The 99 Cents Store’s information system also helps the company make informed decisions. As one of the people in charge of the company’s IT infrastructure, Adams uses existing systems to measure and weigh risks. The outcomes of assessment allows the company to make crucial decisions, particularly when it comes to spending. For one, Adams used the company’s information system to measure the cost of purchasing software for the company’s database and warehouse system versus the cost of allowing its in-house team to develop the code for the software. Through a programming code, Adams was able to weigh the advantages of allowing the company’s in-house team to code the software. This situation alone proves that the 99 Cents Store’s information system allows the company to make valuable and informed decisions that affect company operations and practices. Growth amidst tight competition is another point of conflict that creates challenges for the 99 Cents Store.
Addressing the 99 Cents Store’s Recent Struggles
Based on the case, the 99 Cents Store has been experiencing some problems and issues that affect its operations. One of the main issues faced by the company is its receipt of wrong goods or products. When this happens, the company is left with no choice but to sell them to customers. To address this problem, the company purchased the HighJump software and incorporated it in the company’s database management system. To address this issue, the company needs to continuously expand its property and product offering.
Another problem the 99 Cents Store faces recently is the challenge of competing with online stores and the opportunities that exist in social media. Many online stores thrive because many people have become dependent on technology. In addition, online stores provide convenience for customers without the need for them to visit 99 Cents Stores physically. The challenge, therefore, is for 99 Cents Store to use its existing IT infrastructure to incorporate its business model online and tap into an existing market segment of online users. The 99 Cents Store must also adopt marketing strategies using social media to expand its market segments.

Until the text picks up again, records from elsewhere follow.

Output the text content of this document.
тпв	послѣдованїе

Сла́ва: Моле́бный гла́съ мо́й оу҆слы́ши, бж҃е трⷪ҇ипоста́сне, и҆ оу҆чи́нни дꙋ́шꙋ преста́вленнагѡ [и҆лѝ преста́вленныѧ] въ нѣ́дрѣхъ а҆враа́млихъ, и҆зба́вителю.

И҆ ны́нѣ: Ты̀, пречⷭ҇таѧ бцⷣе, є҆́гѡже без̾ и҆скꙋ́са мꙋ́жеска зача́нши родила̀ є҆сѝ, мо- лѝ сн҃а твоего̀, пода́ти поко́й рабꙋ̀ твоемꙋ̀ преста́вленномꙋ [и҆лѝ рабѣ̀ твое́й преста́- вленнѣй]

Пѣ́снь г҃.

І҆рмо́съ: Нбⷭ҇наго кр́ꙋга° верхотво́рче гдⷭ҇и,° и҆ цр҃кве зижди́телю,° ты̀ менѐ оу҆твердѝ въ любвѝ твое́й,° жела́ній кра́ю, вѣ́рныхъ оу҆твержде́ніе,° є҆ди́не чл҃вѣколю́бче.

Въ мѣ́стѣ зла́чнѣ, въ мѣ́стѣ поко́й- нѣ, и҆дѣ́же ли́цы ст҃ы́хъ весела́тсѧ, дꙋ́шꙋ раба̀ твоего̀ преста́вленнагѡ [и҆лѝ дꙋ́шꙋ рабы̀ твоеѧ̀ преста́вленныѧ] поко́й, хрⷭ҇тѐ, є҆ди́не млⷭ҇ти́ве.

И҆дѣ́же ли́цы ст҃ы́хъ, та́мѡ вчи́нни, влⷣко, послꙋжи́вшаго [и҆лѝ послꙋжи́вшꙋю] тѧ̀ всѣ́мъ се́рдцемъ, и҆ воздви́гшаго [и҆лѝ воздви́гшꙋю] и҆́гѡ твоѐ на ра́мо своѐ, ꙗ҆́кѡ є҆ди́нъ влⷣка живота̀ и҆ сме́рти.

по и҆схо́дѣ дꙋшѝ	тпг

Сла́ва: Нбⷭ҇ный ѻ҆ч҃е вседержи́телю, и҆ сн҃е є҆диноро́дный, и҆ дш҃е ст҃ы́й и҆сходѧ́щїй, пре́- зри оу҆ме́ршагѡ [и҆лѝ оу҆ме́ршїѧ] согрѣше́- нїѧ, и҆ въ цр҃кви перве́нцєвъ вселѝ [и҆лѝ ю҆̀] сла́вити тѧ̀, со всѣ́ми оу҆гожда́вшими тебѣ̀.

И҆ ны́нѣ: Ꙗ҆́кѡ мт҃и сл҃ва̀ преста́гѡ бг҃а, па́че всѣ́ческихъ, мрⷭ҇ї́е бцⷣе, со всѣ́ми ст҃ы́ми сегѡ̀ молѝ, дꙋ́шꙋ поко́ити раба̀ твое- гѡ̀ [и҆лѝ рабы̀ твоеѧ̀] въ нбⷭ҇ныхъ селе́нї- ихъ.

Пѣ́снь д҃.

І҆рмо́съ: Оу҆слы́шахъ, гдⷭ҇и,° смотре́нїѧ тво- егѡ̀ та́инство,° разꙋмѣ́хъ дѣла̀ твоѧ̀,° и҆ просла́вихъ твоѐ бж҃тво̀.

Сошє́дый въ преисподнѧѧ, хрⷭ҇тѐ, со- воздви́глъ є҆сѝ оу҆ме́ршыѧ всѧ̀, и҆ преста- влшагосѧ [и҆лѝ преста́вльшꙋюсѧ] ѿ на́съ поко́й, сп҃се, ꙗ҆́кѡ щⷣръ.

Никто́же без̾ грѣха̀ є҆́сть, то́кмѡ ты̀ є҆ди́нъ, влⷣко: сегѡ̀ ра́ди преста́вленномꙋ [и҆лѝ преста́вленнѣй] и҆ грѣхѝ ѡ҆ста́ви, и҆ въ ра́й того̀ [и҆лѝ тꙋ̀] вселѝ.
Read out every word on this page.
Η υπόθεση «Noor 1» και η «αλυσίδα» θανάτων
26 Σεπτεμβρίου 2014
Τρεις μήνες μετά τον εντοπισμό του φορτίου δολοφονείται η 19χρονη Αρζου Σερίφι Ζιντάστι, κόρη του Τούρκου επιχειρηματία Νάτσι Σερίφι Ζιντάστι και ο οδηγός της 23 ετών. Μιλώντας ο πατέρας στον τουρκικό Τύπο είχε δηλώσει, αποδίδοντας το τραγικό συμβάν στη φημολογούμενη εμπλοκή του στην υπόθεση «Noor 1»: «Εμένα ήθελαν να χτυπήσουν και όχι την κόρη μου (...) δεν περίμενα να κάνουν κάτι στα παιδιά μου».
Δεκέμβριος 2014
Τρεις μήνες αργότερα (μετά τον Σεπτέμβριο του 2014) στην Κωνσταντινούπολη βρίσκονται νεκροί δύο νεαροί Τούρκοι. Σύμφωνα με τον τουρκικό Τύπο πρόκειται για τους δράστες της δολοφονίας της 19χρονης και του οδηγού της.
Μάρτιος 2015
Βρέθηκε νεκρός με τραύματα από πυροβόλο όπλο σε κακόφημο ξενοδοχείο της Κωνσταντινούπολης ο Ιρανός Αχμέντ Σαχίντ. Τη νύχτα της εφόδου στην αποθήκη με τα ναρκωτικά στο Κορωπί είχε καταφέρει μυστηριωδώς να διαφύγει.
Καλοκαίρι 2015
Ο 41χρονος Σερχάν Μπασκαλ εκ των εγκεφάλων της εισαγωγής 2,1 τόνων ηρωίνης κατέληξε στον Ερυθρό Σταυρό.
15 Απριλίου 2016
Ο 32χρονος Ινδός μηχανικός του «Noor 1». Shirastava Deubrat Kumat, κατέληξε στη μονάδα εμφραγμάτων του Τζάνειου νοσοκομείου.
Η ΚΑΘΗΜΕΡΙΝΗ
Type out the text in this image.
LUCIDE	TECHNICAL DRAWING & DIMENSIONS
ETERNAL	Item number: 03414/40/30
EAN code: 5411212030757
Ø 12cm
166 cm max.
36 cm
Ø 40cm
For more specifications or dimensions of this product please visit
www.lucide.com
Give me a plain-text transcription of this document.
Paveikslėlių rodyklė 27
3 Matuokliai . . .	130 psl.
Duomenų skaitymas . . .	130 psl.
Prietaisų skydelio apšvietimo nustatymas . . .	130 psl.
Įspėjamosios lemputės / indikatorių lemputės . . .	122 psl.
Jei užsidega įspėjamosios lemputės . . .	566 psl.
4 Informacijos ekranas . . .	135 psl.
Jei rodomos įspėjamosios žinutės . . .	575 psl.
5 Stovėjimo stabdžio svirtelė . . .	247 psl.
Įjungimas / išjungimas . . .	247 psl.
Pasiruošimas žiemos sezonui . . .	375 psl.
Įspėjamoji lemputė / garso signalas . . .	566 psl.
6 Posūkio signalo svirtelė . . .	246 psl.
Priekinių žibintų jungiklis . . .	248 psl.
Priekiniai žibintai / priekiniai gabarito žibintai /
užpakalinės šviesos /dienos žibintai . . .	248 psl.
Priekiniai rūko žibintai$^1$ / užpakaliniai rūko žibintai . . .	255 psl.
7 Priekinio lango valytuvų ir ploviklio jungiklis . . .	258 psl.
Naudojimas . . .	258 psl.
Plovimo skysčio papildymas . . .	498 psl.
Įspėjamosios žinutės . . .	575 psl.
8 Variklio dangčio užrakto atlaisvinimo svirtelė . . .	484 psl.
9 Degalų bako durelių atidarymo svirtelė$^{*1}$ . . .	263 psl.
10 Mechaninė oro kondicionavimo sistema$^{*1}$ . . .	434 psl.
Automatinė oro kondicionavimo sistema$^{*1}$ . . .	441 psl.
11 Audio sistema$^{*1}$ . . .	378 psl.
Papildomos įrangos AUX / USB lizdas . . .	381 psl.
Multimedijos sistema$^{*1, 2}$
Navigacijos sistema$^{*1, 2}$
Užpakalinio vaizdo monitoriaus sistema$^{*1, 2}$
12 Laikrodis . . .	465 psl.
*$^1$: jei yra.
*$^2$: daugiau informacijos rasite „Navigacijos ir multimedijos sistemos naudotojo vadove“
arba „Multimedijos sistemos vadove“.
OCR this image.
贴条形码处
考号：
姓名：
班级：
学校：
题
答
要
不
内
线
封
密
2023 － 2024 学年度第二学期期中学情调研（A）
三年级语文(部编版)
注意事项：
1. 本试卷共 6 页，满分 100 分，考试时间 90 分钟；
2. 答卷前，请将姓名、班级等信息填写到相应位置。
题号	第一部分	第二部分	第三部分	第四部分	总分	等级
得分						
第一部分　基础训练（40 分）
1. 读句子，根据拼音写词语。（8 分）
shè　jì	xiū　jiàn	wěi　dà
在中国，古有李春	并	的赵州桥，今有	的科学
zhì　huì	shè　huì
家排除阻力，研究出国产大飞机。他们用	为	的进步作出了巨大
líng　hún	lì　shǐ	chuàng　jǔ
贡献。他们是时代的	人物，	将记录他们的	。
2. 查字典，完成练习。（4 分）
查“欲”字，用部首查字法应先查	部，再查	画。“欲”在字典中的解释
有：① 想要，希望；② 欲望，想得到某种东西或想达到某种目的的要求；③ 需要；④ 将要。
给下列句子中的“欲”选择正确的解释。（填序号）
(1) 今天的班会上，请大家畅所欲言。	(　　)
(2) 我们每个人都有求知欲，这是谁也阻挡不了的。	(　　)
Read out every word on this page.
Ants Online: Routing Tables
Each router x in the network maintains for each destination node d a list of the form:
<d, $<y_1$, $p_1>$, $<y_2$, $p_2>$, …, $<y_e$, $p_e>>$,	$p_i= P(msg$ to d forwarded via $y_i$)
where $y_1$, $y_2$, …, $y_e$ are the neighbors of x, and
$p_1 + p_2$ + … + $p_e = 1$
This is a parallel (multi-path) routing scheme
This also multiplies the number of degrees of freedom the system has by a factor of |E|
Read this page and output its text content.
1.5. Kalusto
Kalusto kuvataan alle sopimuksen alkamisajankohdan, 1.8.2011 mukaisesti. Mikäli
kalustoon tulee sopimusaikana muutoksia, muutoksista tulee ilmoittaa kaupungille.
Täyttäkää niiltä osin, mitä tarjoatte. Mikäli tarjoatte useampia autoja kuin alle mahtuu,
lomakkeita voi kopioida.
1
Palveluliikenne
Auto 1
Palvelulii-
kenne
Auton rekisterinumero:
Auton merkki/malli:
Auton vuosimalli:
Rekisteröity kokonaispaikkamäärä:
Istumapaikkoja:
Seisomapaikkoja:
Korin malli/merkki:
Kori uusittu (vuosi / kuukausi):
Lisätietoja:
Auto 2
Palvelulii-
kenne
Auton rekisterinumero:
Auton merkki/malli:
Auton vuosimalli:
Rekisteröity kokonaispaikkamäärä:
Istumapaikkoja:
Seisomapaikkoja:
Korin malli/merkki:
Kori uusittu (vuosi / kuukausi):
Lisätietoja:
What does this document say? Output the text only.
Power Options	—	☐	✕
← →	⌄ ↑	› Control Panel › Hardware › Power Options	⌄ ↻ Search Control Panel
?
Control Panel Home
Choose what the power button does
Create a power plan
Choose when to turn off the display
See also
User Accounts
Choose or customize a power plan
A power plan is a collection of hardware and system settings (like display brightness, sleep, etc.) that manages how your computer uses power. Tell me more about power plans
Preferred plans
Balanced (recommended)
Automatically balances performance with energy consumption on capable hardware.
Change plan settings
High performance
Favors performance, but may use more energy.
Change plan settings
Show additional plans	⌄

The foregoing discussion illustrates the overall analysis of the 99 Cents Store, a chain of retail outlets that offer goods or products at a considerably low cost that competes with other brands or companies with a similar business model. Based on the analysis of the 99 Cents Store internal and external environment, as well as the position of the company compared to other companies with the same business model, the outlook for the company remains positive. Only a few threats exist for the 99 Cents Store. On the contrary, the market remains appealing for the company due to the far-reaching effects of the global economic recession. Moreover, many people, including brand suppliers, want the best deals and value for their money. Furthermore, the 99 Cents Store also has existing capabilities such as a solid supply chain, particularly relationship with brand names, cost leadership, and a robust IT infrastructure that would allow it to gain competitive advantage over other companies.